Location
- 844 North Keim Street Pottstown (Lower Pottsgrove Township), (Montgomery County), Pennsylvania 19464 United States
- 40°15′10″N 75°37′8″W﻿ / ﻿40.25278°N 75.61889°W

Information
- Type: Private, Coeducational
- Motto: Instaurare Omnia In Christo. (Restore all things in Christ.)
- Religious affiliation: Roman Catholic
- Established: 1953
- Closed: 2010
- School district: Archdiocese of Philadelphia
- President: Fr. Alan Okon
- Principal: Judith Owens
- Grades: 9-12
- • Grade 9: 157
- • Grade 10: 145
- • Grade 11: 103
- • Grade 12: 148
- Student to teacher ratio: 30:1
- Colors: Navy Blue and Gold
- Team name: Winged Lions
- Accreditation: Middle States Association of Colleges and Schools
- Publication: Palestra (literary magazine)
- Newspaper: Sarto Script
- Yearbook: Tiara
- Tuition: $4,620 (2007-08)
- Admissions Director: Meghan Callen
- Athletic Director: Madison Morton
- Website: http://www.stpiusxhs.org

= Saint Pius X High School (Lower Pottsgrove Township, Pennsylvania) =

Private school in Pennsylvania, United States

Saint Pius X High School was a private, Roman Catholic high school at 844 North Keim Street in Lower Pottsgrove Township, Pennsylvania, United States, northeast of Pottstown. It was located in the Roman Catholic Archdiocese of Philadelphia.

==Background==
Saint Pius X High School was established in 1953, moving into the permanent building in 1955.
The mascot was a winged lion, the symbol of St. Mark. The Middlestates Association of Colleges and Schools accredited St. Pius X and students attended the school from 10 Catholic grade schools and 19 Catholic parishes along with 10 public school districts.

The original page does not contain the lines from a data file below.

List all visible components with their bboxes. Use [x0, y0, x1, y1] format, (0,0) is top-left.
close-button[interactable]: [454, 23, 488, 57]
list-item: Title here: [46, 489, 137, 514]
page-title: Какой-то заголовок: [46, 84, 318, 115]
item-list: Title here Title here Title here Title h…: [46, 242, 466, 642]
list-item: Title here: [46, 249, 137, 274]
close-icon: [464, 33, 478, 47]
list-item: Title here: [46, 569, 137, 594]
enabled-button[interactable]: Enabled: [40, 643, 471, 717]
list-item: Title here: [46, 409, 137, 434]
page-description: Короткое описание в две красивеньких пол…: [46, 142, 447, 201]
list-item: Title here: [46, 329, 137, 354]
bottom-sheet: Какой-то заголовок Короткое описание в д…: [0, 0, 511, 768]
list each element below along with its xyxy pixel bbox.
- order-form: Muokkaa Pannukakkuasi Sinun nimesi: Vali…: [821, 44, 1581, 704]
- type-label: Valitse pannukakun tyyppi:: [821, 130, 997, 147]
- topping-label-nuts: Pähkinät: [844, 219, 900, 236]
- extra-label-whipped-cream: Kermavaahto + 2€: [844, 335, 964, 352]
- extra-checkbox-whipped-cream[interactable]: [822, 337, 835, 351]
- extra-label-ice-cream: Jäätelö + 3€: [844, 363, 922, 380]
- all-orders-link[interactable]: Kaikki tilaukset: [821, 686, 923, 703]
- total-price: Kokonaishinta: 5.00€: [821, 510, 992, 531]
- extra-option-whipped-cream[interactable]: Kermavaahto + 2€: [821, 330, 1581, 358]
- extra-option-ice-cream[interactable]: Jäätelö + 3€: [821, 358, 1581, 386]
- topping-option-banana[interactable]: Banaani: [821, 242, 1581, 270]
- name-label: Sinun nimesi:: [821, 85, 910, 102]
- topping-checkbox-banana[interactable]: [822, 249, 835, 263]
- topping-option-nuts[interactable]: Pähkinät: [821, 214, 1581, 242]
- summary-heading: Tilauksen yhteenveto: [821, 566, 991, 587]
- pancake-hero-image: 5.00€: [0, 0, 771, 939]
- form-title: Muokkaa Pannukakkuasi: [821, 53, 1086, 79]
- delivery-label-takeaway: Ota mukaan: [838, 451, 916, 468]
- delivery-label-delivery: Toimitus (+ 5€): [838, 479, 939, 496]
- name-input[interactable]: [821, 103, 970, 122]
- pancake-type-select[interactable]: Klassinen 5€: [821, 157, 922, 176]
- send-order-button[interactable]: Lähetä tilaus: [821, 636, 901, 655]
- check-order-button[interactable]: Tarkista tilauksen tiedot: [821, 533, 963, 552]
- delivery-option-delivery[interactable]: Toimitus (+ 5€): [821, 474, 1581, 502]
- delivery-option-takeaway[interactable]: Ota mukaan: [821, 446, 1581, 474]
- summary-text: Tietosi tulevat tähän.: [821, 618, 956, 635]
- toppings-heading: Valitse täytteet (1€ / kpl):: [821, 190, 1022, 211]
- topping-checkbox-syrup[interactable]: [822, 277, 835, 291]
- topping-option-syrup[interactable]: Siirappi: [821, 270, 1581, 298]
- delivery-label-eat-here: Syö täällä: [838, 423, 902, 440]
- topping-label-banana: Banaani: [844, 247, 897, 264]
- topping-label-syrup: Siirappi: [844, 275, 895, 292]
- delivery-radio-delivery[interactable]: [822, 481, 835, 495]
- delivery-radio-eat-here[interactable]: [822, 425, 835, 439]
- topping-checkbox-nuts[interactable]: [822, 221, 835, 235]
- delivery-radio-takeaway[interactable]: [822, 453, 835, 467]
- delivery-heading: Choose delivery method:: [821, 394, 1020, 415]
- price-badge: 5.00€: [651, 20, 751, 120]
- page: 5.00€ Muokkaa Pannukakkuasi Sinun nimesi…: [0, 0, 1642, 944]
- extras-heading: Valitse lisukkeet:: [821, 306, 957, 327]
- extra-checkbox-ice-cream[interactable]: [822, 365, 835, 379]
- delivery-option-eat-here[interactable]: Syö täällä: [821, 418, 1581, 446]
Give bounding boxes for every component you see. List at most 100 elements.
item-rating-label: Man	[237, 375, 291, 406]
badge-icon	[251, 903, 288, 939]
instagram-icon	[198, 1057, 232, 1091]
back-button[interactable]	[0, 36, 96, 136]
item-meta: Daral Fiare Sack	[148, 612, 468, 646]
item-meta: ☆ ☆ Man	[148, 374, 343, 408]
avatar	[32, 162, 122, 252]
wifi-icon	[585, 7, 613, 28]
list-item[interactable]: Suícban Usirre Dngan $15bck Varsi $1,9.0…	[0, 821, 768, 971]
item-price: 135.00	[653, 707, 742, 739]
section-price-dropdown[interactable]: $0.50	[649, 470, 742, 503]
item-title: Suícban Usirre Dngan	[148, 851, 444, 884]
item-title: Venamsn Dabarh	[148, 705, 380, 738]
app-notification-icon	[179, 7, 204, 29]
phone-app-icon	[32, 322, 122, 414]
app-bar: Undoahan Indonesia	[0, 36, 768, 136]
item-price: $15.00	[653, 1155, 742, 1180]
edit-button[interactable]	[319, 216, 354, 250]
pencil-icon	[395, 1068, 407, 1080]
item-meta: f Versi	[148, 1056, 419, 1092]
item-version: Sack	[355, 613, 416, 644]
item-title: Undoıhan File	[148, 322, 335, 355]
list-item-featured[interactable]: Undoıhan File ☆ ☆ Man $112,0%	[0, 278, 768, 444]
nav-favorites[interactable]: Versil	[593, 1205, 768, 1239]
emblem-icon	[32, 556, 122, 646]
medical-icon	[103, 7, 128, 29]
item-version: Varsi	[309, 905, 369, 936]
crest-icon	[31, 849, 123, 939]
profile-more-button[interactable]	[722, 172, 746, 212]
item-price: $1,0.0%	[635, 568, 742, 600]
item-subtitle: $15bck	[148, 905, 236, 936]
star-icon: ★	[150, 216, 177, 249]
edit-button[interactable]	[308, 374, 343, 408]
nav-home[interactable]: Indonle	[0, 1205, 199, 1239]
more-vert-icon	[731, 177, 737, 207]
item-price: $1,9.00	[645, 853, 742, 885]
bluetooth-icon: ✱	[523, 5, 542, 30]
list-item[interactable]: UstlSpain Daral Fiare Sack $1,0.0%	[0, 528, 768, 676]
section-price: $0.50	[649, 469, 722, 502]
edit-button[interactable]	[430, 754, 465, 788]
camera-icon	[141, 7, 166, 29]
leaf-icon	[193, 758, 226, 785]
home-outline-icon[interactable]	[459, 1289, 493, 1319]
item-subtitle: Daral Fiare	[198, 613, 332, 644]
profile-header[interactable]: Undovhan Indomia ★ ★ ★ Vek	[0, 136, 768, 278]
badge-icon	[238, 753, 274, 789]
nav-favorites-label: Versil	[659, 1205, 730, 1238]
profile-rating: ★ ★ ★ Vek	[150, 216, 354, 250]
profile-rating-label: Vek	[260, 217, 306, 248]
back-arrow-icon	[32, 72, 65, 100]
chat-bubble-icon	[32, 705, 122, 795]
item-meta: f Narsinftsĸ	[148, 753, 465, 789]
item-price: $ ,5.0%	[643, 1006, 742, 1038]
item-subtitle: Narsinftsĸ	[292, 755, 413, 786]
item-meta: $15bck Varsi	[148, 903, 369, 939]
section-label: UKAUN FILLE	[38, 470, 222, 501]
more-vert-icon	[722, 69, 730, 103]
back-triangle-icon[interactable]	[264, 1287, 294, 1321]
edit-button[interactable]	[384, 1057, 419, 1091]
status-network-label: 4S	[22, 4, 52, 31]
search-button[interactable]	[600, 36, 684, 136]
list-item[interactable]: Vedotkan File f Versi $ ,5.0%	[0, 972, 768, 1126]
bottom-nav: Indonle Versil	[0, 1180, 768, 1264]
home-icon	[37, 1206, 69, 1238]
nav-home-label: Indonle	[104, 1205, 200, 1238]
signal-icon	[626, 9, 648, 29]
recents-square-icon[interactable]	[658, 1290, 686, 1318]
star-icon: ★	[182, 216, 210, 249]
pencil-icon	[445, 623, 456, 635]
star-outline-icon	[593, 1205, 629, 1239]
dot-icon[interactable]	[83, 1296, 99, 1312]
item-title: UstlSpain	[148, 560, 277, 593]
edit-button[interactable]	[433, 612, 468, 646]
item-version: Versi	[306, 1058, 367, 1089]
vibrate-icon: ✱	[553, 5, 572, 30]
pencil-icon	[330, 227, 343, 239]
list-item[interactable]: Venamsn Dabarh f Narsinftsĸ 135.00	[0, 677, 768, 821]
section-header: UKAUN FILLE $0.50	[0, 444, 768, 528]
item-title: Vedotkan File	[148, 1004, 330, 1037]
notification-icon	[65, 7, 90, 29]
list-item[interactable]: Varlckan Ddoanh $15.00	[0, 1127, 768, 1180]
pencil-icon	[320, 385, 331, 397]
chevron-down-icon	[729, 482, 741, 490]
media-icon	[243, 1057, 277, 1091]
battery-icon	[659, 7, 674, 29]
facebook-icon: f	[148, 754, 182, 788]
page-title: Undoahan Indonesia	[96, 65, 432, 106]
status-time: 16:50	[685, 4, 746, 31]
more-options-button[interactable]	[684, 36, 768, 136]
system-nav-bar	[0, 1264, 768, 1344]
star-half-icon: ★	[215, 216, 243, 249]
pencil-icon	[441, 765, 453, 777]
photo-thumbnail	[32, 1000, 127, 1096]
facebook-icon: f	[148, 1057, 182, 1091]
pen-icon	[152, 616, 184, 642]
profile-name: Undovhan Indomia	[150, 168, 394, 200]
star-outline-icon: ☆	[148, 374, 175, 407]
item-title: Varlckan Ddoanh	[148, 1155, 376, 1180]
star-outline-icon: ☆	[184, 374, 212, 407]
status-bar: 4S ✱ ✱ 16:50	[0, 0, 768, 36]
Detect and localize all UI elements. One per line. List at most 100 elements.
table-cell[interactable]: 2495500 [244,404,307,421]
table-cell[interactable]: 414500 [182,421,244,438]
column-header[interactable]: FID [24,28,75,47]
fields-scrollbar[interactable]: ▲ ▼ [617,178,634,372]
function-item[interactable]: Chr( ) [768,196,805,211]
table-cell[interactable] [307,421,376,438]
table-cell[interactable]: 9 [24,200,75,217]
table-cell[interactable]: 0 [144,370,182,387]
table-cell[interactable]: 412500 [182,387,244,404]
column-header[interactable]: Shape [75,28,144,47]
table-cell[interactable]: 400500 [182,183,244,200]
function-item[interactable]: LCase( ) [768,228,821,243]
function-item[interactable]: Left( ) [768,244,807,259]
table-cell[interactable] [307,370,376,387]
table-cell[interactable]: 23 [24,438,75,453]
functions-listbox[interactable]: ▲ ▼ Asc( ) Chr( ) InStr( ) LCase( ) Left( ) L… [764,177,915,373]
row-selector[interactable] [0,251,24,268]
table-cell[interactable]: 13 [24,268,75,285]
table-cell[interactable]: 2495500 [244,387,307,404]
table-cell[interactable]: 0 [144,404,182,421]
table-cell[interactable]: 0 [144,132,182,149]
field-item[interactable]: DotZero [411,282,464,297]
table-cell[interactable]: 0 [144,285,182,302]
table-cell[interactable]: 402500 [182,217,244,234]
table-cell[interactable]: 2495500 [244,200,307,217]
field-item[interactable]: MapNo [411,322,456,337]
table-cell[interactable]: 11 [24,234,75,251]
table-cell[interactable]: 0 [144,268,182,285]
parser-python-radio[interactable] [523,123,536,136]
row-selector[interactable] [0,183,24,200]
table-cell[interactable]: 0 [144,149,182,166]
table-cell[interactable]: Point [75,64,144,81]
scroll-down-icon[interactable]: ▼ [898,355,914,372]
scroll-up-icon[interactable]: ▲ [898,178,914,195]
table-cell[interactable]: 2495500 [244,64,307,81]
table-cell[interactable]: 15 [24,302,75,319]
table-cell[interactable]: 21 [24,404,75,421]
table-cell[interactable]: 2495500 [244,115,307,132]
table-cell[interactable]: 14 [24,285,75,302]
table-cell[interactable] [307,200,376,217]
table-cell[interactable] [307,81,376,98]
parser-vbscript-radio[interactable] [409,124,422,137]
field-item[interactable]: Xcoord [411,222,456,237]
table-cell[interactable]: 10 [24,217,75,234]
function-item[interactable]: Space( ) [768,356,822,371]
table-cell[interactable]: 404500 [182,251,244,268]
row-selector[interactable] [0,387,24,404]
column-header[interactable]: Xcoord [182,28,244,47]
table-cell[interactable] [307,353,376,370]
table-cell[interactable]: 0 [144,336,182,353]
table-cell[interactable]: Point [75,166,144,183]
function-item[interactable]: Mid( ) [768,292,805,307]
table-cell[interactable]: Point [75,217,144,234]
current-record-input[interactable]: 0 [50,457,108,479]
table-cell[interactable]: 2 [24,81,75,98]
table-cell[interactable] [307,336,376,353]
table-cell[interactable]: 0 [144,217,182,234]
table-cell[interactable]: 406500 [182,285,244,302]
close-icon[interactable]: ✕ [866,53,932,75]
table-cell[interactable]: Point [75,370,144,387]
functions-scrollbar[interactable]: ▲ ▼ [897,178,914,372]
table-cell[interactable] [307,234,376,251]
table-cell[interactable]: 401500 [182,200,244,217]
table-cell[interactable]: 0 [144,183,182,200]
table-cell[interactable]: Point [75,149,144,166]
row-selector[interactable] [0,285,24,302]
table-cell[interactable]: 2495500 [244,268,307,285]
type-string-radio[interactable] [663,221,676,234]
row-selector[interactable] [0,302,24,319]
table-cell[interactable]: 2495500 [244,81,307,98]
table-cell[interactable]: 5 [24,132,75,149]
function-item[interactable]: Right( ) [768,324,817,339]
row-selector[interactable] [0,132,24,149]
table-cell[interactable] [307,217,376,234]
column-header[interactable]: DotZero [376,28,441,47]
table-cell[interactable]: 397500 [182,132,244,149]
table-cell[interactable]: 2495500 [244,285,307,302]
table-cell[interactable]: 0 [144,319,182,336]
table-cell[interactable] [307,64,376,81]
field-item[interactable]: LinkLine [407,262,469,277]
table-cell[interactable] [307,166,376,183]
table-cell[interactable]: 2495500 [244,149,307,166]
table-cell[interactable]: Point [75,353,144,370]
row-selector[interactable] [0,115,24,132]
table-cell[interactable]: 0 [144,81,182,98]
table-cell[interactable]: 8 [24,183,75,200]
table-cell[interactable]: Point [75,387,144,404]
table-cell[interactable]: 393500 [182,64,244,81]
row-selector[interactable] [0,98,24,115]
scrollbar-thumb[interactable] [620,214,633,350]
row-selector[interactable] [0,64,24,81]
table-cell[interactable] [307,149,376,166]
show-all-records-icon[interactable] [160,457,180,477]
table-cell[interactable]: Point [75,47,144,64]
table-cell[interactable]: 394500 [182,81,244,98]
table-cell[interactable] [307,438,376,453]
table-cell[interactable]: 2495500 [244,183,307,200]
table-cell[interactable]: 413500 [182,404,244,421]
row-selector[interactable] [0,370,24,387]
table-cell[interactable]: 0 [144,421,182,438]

The school had a capacity of 400, but by 1966 the anticipated number of students was 670, too many students for its designed capacity and about three times its initial enrollment.

In 2008, the archdiocese announced that it will move St. Pius to a new location. On January 28, 2008, the archdiocese announced that a new high school in Upper Providence Township in Montgomery County will replace St. Pius X and Kennedy-Kenrick Catholic High School in Norristown. The new Pope John Paul II High School opened in September 2010. The old building housed Ringing Rocks Elementary School students while their school underwent renovations that were completed in 2012. As of 2023, the former building is now occupied by Saint Aloysius Parish School, a K-8 school within the Archdiocese of Philadelphia.